I can’t deny the evocative powers of smells, and I won’t. It may well be that my relationship to perfume has been perverted by my approach to it, or that after years spent alongside Parisian intellectuals I’ve caught their bent for taking the opposite view of anything that sounds like received wisdom. The fact is that the cliché of perfume-as-petite-madeleine riles me because it demotes its object to the rank of smell and reduces it to being the instrument of an emotional experience. What has been bypassed is intelligence: the madeleine school of scent appreciation isn’t meant to make you think, but feel, which costs a lot less effort. But the perception of perfume is not a purely emotional experience. Fragrance is a cultural, artistic construct, with its own rules and history. As a product caught up in history, it adds new scents to the catalogue of memories; as an artistic product, it plays on cultural memories and connotations as well as on the personal experiences of the perfumer or the wearer. ‘Wouldn’t a radically new smell be threatened with a protracted purgatory in the register of bad smells, because it’s not in accordance with memorized sensations?’ writes Dr Holley. ‘It is only through a subtle association of the known and the novel that new olfactory forms can be adopted.’

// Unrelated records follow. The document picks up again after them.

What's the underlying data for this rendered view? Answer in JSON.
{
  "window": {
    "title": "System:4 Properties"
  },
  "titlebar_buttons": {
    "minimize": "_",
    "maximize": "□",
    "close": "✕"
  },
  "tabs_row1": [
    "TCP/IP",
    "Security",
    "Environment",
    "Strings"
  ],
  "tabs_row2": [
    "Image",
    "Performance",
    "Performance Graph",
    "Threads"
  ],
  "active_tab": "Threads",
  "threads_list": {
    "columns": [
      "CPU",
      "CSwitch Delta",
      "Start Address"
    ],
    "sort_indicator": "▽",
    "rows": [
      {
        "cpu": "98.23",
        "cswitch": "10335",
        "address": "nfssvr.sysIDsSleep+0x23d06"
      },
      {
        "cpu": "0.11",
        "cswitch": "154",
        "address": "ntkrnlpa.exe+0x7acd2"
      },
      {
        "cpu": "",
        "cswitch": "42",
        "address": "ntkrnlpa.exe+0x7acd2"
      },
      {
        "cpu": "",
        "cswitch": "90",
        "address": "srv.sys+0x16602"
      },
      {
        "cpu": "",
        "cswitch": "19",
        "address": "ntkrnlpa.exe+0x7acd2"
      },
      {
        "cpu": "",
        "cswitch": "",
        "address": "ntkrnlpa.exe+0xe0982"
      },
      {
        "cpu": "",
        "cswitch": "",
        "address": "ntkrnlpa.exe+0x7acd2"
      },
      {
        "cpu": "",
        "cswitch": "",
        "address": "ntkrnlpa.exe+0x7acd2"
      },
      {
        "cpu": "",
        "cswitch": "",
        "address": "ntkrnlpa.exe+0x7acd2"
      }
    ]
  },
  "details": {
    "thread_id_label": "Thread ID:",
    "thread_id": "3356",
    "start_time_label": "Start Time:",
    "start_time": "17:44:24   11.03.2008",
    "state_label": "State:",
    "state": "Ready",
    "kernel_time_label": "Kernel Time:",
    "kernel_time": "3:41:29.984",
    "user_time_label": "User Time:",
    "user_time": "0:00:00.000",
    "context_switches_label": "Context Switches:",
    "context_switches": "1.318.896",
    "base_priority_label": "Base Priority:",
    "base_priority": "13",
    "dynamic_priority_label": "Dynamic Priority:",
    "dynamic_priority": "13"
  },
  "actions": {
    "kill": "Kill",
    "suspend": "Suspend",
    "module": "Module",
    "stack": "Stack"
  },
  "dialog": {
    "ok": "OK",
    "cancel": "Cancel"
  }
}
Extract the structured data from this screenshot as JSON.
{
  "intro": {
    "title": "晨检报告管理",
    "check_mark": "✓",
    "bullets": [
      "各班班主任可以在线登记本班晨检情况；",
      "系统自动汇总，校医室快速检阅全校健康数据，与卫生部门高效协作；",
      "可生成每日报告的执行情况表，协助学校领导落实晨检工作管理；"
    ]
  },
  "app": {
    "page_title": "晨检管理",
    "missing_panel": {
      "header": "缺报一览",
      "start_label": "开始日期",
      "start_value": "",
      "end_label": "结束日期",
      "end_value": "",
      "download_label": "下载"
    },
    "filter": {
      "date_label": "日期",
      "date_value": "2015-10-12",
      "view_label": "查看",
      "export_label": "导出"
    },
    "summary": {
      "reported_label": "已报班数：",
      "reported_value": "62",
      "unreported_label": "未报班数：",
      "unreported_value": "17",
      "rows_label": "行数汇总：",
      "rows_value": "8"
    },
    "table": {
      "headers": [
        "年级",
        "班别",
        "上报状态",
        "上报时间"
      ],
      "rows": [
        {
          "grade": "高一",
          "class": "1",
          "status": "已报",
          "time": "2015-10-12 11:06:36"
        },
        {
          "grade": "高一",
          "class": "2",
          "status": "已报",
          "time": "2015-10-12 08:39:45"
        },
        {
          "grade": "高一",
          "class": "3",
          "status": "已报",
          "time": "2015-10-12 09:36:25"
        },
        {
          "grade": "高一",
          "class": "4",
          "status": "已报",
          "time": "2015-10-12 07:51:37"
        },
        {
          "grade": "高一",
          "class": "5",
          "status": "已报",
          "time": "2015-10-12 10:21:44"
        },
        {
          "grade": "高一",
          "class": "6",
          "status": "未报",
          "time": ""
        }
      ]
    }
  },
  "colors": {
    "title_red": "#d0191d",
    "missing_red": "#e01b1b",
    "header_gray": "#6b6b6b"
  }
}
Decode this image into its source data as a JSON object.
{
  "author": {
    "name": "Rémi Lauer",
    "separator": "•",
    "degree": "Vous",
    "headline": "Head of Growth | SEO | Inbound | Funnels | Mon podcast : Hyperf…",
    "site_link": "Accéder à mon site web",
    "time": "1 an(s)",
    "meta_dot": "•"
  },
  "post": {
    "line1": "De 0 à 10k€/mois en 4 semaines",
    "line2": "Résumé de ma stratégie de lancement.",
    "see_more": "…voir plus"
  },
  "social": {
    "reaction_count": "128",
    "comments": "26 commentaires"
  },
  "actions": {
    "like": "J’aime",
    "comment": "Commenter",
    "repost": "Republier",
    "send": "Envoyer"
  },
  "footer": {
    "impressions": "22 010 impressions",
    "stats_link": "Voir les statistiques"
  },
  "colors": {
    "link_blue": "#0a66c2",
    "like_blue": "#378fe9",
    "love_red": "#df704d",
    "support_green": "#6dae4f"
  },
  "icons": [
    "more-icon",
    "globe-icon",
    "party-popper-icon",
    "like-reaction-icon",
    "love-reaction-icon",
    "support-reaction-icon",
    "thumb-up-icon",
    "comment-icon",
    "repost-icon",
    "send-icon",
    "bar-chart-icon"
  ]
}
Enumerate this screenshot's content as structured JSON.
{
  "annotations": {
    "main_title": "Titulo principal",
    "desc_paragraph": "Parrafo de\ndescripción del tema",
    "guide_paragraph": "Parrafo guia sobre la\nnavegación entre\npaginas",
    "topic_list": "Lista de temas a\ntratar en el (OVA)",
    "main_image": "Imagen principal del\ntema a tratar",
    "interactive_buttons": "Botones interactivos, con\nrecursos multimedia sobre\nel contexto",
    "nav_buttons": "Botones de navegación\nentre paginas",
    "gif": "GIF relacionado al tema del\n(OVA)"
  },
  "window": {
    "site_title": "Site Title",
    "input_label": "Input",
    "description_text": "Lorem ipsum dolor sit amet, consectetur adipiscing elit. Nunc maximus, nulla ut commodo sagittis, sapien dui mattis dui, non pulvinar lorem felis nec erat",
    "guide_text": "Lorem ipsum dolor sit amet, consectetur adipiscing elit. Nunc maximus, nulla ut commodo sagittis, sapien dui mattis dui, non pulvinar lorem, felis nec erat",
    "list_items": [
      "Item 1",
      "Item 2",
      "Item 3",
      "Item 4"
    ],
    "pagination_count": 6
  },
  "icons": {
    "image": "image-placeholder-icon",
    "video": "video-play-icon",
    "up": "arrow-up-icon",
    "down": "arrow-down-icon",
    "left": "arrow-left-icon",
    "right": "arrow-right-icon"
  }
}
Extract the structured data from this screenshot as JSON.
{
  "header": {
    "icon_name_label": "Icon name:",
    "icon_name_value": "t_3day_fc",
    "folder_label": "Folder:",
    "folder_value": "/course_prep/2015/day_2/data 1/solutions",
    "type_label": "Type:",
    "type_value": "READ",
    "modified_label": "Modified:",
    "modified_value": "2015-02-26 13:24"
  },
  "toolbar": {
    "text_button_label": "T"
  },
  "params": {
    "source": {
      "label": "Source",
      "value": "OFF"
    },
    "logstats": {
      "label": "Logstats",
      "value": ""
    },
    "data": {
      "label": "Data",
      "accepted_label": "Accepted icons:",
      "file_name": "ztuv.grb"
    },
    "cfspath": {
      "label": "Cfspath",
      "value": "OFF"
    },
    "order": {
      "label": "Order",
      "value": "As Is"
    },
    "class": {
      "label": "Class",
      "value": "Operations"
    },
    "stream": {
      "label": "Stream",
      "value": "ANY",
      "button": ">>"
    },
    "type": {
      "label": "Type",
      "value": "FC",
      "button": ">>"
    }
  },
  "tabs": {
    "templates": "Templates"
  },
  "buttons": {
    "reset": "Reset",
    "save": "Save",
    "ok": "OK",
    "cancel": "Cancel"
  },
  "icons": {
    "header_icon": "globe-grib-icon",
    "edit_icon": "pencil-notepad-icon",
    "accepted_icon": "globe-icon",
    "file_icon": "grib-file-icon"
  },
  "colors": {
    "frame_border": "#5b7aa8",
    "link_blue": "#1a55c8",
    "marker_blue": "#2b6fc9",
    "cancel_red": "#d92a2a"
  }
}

Memories are the ingredients of perfume-making, but the end result shifts them, inserts them within a new form, much as the madeleine leads not back to Marcel Proust’s past but ahead, towards In Search of Lost Time: ‘Seek? More than that: create. It is face to face with something which does not so far exist, to which it alone can give reality and substance, which it alone can bring into the light of day.’

Proust could have stayed at home spreading cake crumbs on his bed while mawkishly reminiscing about his childhood. Instead, he fished out his soggy madeleine and went on to raise ‘the vast structure of recollection’. It was his future as a writer he was seeing in that teacup.

I’m not asking that much from Duende and, besides, my experience of orange blossom and incense is the very opposite of the Proustian flashback: I was aware of smelling them at the time and I committed them to memory. I can summon the smells mentally and identify them in a fragrance. Perhaps if someone captured the headspace of the Semana Santa, re-created it and plunged me into it unawares, I’d experience the same uncanny déjà-smelled feeling as le petit Marcel and flail helplessly, caught in a temporal short-circuit, as I try to identify the source of my emotion … In fact, it did happen to me once, with the orange trees in Marrakech.

But I know full well that my perpetually mutating chimera won’t actually smell of the Semana Santa or carry me back there. I don’t expect it to. I don’t even want it to. Just as the story I told Bertrand last year is a reinvention so vivid it has crushed my memory of what truly happened on that night in Seville, Duende is not a travel memoir but a piece of fiction writing itself as we go along. It isn’t taking me back in time. It is moving me forward.

Duende is the future memory of what I’m living now.